Advisories ยป MGASA-2016-0359

Updated java-1.8.0-openjdk packages fix security vulnerability

Publication date: 25 Oct 2016
Modification date: 25 Oct 2016
Type: security
Affected Mageia releases : 5
CVE: CVE-2016-5542 , CVE-2016-5554 , CVE-2016-5573 , CVE-2016-5582 , CVE-2016-5597

Description

It was discovered that the Hotspot component of OpenJDK did not properly
check arguments of the System.arraycopy() function in certain cases. An
untrusted Java application or applet could use this flaw to corrupt
virtual machine's memory and completely bypass Java sandbox restrictions
(CVE-2016-5582).

It was discovered that the Hotspot component of OpenJDK did not properly
check received Java Debug Wire Protocol (JDWP) packets. An attacker could
possibly use this flaw to send debugging commands to a Java program
running with debugging enabled if they could make victim's browser send
HTTP requests to the JDWP port of the debugged application
(CVE-2016-5573).

It was discovered that the Libraries component of OpenJDK did not restrict
the set of algorithms used for Jar integrity verification. This flaw could
allow an attacker to modify content of the Jar file that used weak signing
key or hash algorithm (CVE-2016-5542).

Note: After this update, MD2 hash algorithm and RSA keys with less than
1024 bits are no longer allowed to be used for Jar integrity verification
by default. MD5 hash algorithm is expected to be disabled by default in
the future updates. A newly introduced security property
jdk.jar.disabledAlgorithms can be used to control the set of disabled
algorithms.

A flaw was found in the way the JMX component of OpenJDK handled
classloaders. An untrusted Java application or applet could use this flaw
to bypass certain Java sandbox restrictions (CVE-2016-5554).
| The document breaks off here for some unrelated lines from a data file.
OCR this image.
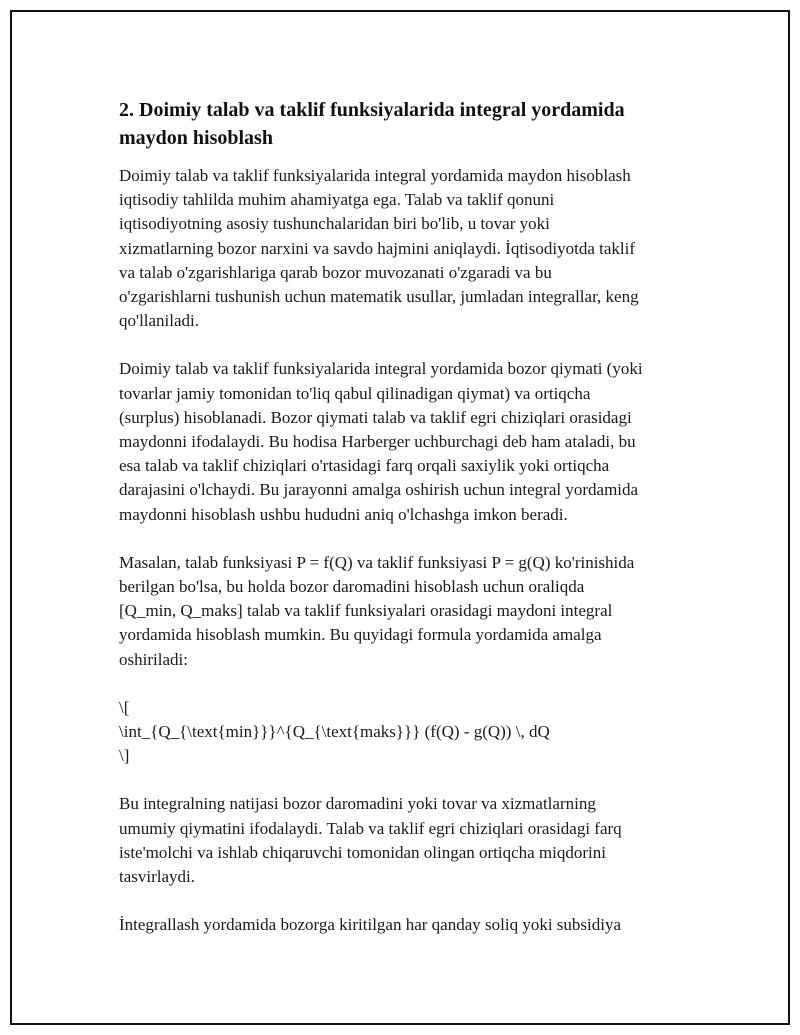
2. Doimiy talab va taklif funksiyalarida integral yordamida
maydon hisoblash

Doimiy talab va taklif funksiyalarida integral yordamida maydon hisoblash
iqtisodiy tahlilda muhim ahamiyatga ega. Talab va taklif qonuni
iqtisodiyotning asosiy tushunchalaridan biri bo'lib, u tovar yoki
xizmatlarning bozor narxini va savdo hajmini aniqlaydi. İqtisodiyotda taklif
va talab o'zgarishlariga qarab bozor muvozanati o'zgaradi va bu
o'zgarishlarni tushunish uchun matematik usullar, jumladan integrallar, keng
qo'llaniladi.

Doimiy talab va taklif funksiyalarida integral yordamida bozor qiymati (yoki
tovarlar jamiy tomonidan to'liq qabul qilinadigan qiymat) va ortiqcha
(surplus) hisoblanadi. Bozor qiymati talab va taklif egri chiziqlari orasidagi
maydonni ifodalaydi. Bu hodisa Harberger uchburchagi deb ham ataladi, bu
esa talab va taklif chiziqlari o'rtasidagi farq orqali saxiylik yoki ortiqcha
darajasini o'lchaydi. Bu jarayonni amalga oshirish uchun integral yordamida
maydonni hisoblash ushbu hududni aniq o'lchashga imkon beradi.

Masalan, talab funksiyasi P = f(Q) va taklif funksiyasi P = g(Q) ko'rinishida
berilgan bo'lsa, bu holda bozor daromadini hisoblash uchun oraliqda
[Q_min, Q_maks] talab va taklif funksiyalari orasidagi maydoni integral
yordamida hisoblash mumkin. Bu quyidagi formula yordamida amalga
oshiriladi:

\[
\int_{Q_{\text{min}}}^{Q_{\text{maks}}} (f(Q) - g(Q)) \, dQ
\]

Bu integralning natijasi bozor daromadini yoki tovar va xizmatlarning
umumiy qiymatini ifodalaydi. Talab va taklif egri chiziqlari orasidagi farq
iste'molchi va ishlab chiqaruvchi tomonidan olingan ortiqcha miqdorini
tasvirlaydi.

İntegrallash yordamida bozorga kiritilgan har qanday soliq yoki subsidiya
A flaw was found in the way the Networking component of OpenJDK handled
HTTP proxy authentication. A Java application could possibly expose HTTPS
server authentication credentials via a plain text network connection to
an HTTP proxy if proxy asked for authentication (CVE-2016-5597).

Note: After this update, Basic HTTP proxy authentication can no longer be
used when tunneling HTTPS connection through an HTTP proxy. Newly
introduced system properties jdk.http.auth.proxying.disabledSchemes and
jdk.http.auth.tunneling.disabledSchemes can be used to control which
authentication schemes can be requested by an HTTP proxy when proxying
HTTP and HTTPS connections respectively.